Crise gouvernementale : le Premier ministre ne démissionne plus et réclame la tête d’Andrej Babiš
Nouveau retournement inattendu ce vendredi matin dans la crise gouvernementale : le Premier ministre ne remettra finalement pas sa démission au président de la République, comme il l’avait annoncé cette semaine. Bohuslav Sobotka souhaite désormais retirer son portefeuille au ministre des Finances Andrej Babiš, leader du mouvement ANO soupçonné de différents délits, plongeant ainsi un peu plus encore le pays dans une situation politique rocambolesque et à l’issue incertaine.
Andrej Babiš, qui entretient des relations très tendues avec Bohuslav Sobotka, est soupçonné notamment de fraude fiscale et de conflit d’intérêts. Le Premier ministre lui reproche de ne pas se décider dans l’intérêt de l’Etat, alors que l’homme d’affaires, proche du président Zeman, bénéfice d’une opinion très favorable dans les sondages. Avec un peu plus de 30% d’intentions de vote selon les dernières enquêtes, son mouvement ANO apparaît comme le grand favori des élections législatives, dont la tenue est prévue en octobre prochain, loin devant le parti social-démocrate (ČSSD).
Lors d’une conférence de presse, ce vendredi, Bohuslav Sobotka a confirmé que la situation en était arrivée à un point où il ne pouvait plus tolérer la présence d’Andrej Babiš au sein de son cabinet. C’est pourquoi il entendait initialement, comme il l’avait annoncé mardi, remettre la démission de l’ensemble du gouvernement afin de pouvoir en former un nouveau sur la base de la coalition tripartite déjà existante, mais sans Andrej Babiš.« A ma grande surprise, le président de la République a commencé à interpréter publiquement la Constitution en contradiction complète avec les us habituels et les pratiques de ces dernières années en République tchèque », a expliqué Bohuslav Sobotka, en faisant référence aux démissions des gouvernements précédents. « Le ministre des Finances, qui est réellement impliqué dans d’importants scandales, serait resté dans le gouvernement avec l’interprétation de la situation qui est celle du président de la République. Une telle interprétation de la Constitution n’aurait pas respecté le sens de ma décision de remettre la démission en ma qualité de chef du gouvernement », a-t-il poursuivi pour justifier son volte-face. Bohuslav Sobotka espère désormais que « le président de la République procédera conformément à ce que stipule la Constitution de la République tchèque et révoquera sans délai le ministre des Finances ».
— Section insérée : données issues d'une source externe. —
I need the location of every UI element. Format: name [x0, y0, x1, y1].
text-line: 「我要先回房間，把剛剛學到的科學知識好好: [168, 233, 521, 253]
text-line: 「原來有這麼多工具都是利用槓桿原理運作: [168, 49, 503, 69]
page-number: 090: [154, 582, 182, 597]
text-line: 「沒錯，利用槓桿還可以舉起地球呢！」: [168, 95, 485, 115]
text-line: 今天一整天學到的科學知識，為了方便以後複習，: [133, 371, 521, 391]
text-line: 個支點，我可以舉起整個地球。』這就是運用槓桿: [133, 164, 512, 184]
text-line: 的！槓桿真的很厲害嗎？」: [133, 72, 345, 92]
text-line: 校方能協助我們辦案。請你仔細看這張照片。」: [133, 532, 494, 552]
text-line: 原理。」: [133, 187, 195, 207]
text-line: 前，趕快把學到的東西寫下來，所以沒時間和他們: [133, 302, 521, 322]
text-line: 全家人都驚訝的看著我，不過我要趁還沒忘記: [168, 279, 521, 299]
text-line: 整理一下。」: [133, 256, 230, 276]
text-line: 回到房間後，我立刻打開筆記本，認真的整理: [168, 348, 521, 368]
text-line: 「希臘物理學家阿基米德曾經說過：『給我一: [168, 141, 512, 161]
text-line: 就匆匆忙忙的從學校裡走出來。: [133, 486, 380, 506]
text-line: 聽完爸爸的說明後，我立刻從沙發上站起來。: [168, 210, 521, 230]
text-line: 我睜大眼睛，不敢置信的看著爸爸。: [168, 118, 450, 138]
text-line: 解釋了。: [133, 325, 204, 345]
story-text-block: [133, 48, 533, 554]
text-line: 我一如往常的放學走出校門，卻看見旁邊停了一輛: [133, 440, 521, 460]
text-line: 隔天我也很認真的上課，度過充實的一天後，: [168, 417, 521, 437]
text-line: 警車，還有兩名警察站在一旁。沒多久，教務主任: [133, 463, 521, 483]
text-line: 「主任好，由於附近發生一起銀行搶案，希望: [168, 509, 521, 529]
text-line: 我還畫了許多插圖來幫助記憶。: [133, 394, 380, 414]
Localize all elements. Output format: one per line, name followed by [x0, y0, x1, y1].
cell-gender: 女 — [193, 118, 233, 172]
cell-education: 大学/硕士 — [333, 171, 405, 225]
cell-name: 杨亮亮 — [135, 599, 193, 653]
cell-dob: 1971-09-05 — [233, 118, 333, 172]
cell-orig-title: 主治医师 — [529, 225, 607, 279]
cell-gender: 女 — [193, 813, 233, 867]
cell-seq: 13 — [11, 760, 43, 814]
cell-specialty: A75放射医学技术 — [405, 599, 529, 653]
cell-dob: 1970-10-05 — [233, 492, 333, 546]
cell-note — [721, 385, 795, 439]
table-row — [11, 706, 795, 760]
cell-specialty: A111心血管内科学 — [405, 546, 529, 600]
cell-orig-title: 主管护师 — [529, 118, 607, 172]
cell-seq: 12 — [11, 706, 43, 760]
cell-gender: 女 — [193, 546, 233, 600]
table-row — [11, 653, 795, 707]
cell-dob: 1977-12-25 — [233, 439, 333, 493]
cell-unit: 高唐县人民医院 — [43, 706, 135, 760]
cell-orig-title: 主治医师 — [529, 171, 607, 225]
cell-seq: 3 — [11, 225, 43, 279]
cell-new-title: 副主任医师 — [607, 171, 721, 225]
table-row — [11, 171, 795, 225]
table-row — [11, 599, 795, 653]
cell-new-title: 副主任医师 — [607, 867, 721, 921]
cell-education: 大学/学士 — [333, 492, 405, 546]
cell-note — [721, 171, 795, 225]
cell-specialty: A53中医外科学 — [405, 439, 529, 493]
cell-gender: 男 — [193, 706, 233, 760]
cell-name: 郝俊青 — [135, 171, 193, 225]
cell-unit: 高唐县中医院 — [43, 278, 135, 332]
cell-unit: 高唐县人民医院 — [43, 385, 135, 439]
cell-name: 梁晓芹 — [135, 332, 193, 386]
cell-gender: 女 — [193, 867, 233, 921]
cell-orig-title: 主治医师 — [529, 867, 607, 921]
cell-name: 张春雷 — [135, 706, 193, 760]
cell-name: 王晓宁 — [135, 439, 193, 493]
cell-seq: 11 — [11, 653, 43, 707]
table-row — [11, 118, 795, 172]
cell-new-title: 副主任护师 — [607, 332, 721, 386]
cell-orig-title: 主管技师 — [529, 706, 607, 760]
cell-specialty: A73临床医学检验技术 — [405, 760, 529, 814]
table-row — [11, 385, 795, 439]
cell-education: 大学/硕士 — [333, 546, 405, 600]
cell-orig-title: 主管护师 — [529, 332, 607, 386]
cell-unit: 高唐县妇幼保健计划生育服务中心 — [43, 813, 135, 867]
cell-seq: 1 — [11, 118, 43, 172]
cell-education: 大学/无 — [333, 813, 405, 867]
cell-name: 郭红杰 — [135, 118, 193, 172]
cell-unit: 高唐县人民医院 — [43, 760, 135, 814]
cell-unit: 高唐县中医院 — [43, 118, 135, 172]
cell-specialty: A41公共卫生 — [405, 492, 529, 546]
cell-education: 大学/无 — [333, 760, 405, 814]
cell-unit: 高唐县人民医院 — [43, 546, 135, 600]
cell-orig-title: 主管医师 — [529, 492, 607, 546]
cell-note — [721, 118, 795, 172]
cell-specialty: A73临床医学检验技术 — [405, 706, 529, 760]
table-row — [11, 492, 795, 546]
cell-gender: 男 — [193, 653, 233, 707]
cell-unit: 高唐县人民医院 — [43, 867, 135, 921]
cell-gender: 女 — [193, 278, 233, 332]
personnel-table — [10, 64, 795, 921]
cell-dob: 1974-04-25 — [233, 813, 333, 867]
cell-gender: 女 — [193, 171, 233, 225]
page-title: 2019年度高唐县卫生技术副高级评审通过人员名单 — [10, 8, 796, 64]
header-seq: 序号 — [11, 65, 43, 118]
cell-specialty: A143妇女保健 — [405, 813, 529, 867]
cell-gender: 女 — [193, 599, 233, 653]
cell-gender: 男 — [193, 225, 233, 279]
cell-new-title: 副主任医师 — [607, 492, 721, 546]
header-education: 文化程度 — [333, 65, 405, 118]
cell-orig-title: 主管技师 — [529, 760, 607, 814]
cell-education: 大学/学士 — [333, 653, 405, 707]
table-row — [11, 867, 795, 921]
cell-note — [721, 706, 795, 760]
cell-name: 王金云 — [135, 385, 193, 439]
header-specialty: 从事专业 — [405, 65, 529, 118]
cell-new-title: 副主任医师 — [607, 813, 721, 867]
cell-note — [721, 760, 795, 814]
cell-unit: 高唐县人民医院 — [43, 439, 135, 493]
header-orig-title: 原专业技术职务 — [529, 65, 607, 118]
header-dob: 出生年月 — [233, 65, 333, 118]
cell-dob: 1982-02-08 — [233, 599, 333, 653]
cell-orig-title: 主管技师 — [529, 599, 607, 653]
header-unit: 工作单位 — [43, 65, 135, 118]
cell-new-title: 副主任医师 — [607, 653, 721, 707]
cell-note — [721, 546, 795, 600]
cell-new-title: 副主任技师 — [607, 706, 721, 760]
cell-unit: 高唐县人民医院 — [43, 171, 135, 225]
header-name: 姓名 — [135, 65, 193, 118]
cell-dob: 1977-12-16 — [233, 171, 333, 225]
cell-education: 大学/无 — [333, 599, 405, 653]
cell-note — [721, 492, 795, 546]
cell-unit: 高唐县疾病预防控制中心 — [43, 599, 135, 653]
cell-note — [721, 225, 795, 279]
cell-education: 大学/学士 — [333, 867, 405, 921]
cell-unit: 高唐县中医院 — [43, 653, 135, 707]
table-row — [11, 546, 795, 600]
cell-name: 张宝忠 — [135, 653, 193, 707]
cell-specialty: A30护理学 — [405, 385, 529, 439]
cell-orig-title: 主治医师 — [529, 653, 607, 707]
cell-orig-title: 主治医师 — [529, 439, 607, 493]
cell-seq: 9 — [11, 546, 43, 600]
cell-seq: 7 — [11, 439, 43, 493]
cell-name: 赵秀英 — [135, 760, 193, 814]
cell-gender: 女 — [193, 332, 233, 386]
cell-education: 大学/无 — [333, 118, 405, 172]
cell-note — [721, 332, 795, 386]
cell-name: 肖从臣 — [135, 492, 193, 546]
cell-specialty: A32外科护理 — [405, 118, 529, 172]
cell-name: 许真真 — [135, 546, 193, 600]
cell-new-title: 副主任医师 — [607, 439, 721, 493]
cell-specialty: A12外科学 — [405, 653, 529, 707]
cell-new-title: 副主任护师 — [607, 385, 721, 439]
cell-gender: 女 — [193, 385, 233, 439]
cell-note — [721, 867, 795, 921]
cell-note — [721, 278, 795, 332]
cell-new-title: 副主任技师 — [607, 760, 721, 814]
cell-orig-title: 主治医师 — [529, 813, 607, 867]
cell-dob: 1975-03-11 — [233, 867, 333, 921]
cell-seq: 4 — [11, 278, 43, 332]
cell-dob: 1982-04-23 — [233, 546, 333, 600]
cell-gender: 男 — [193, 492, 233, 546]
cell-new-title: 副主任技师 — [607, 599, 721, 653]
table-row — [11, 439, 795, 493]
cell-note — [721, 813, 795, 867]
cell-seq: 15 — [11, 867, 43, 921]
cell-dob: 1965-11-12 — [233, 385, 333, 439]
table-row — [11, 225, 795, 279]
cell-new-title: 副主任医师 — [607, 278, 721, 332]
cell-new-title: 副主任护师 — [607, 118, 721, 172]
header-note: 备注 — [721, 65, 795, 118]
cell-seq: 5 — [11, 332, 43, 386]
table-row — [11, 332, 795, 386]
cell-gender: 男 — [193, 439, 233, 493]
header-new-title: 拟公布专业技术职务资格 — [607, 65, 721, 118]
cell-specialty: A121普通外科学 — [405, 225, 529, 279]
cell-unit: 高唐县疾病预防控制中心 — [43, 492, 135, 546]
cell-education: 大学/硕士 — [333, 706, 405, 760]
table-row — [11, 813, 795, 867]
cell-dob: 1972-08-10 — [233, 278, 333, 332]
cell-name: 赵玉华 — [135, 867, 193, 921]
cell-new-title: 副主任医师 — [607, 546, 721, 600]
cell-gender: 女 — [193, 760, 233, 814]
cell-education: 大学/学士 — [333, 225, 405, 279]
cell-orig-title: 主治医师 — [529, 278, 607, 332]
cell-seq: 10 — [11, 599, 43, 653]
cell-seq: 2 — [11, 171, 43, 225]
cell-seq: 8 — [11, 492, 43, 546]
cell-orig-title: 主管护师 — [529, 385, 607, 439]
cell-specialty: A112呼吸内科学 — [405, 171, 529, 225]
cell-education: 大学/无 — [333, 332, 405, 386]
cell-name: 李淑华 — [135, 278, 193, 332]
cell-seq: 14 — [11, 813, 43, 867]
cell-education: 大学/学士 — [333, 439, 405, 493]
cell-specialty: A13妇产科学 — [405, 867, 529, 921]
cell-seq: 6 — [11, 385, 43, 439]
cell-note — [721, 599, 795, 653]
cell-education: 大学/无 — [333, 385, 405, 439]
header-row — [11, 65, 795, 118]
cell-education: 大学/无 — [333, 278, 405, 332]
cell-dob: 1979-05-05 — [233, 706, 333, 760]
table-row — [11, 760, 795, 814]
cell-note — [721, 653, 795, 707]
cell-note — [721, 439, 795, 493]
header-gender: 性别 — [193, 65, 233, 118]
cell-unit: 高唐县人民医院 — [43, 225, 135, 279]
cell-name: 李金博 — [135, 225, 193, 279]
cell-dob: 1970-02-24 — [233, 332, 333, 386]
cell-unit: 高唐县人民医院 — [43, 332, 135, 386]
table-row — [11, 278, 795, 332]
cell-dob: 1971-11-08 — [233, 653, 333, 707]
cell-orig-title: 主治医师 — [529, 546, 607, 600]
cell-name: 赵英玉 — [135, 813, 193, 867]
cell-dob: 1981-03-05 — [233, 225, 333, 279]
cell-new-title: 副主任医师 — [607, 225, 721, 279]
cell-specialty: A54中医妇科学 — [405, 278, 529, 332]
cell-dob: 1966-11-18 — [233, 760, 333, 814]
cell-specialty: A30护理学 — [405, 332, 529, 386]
De son côté, Andrej Babiš a réagi en affirmant qu’il laissait le soin au président Zeman de décider et qu’il ne voyait pas de raison de quitter le gouvernement de son gré. Il a qualifié de « ridicules » les arguments de Bohuslav Sobotka. « Que dire de tout cela ? Monsieur le Premier ministre change d’avis pour la quatrième fois en quelques heures », a-t-il déclaré, en faisant référence à la décision prise jeudi matin par Bohuslav Sobotka d’attendre la mi-mai pour remettre sa démission au chef de l’Etat, contrairement à ce qu’il avait initialement annoncé, à savoir avant la fin de cette semaine. Toujours selon le leader du mouvement ANO, l’attitude de Bohuslav Sobotka s’inscrit dans le cadre de la campagne électorale du ČSSD. « La social-démocratie déploie tous les moyens dont elle dispose pour me liquider », a-t-il conclu en endossant le costume de victime.Enfin, ČSL Pavel Bělobrádek, le leader du parti chrétien-démocrate, plus petite des trois formations de la coalition, a fait savoir qu’il considérait la décision prise ce vendredi par Bohuslav Sobotka comme le seul moyen, en l’état actuel des choses et compte tenu de la position incertaine de Miloš Zeman, de ne pas déstabiliser le gouvernement dans son ensemble. De son côté, le Château de Prague, par la voix de son porte-parole Jiří Ovčáček, a indiqué que « Bohuslav Sobotka changeait d’avis toutes les heures ou presque. Nous préférons donc attendre de voir s’il ne modifie pas encore une fois son opinion. »« Les gens désespérés font des actes désespérés », a-t-il conclu.